A tan solo 30 millas de la costa castellonense se encuentra uno de sus tesoros naturales mejor conservados: las Islas Columbretes. Se trata de un archipiélago formado por un conjunto de islotes de gran belleza natural que sabrán apreciar los amantes de la naturaleza en busca de lugares únicos en los que desconectar. Esta maravilla natural, a tan solo un par de horas en barco de la capital de la Plana,es perfecta para una escapada en el día durante vuestra estancia en la provincia de Castellón, ya que ofrece una gran diversidad de actividades y planes para todos los gustos.
Antiguamente llamadas Islas de las Serpientes, es un conjunto de cuatro islas volcánicas situadas al este del cabo de Oropesa, integradas en el término municipal de Castellón de la Plana. Al parecer, el nombre de las islas proviene de la impresión de los primeros navegantes, griegos y romanos, que las incluyeron en sus cartas con el nombre de Ophiusa o Colubraria, admirados por la abundancia de serpientes que allí encontraron.
Cada grupo de islotes que componen el archipiélago adquiere su nombre de la isla más grande: Illa Grossa, Ferrera, Foradada y Carallot, cada una de ellas especial por su singularidad (cabe resaltar que también existen numerosos escollos y bajos en el archipiélago.
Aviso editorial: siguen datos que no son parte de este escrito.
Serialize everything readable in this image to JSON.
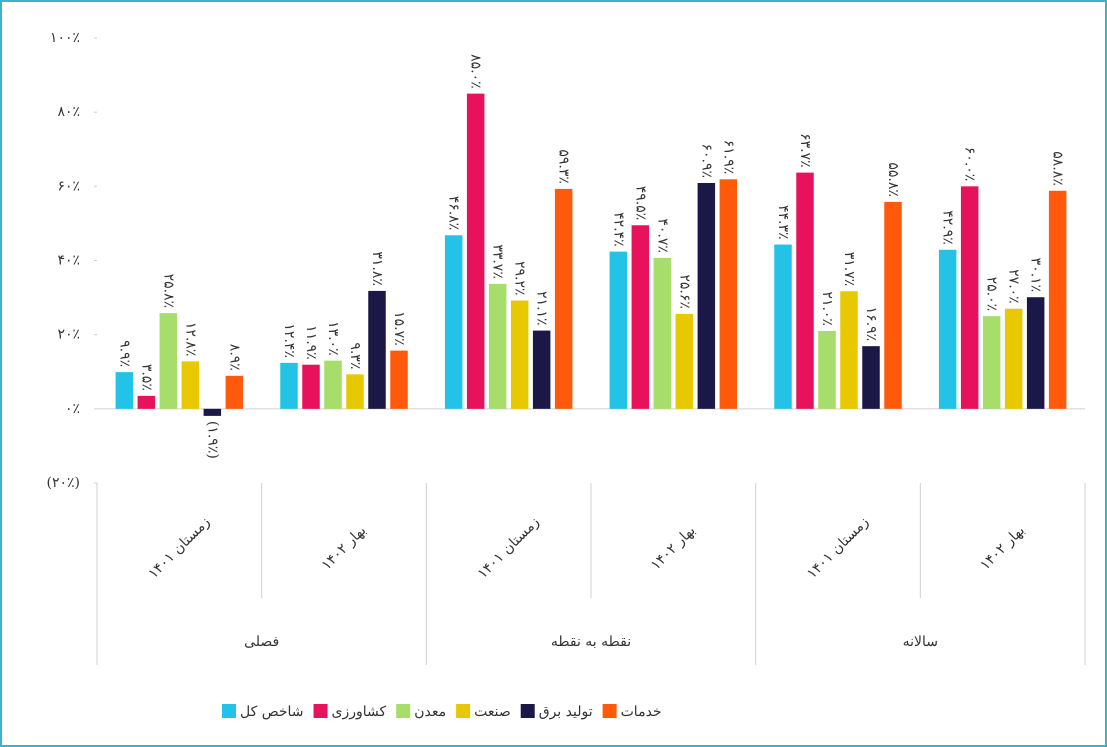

Además, algunos islotes que posee alrededor de todas estas islas, reciben diferentes nombres: Baluato, Cerquero, Churruca, las 3 rocas del Bergantín, Islote Bauzá, Islote Espinosa, Islote Lobo, Islote Menéndez Núñez, etc.
Illa Grosa, la más grande de todas, es la que alberga el Faro de Columbretes construido entre los años 1856 y 1860 bajo las órdenes de la reina Isabel II con la finalidad de reducir la cantidad de accidentes náuticos que se producían en la zona como consecuencia de su compleja topografía, especialmente submarina. Esta isla, originariamente con forma de anillo, surge de un volcán extinto hace miles de años. Con el paso del tiempo y la erosión del mar, tiene ahora forma de herradura y es la única isla habitada de todas las que forman el archipiélago. De hecho, es la única que se puede visitar en excursiones guiadas de entre 1 y 2 horas y que comienza con la llegada a la Bahía de Puerto Tofiño, refugio en el pasado de piratas y contrabandistas.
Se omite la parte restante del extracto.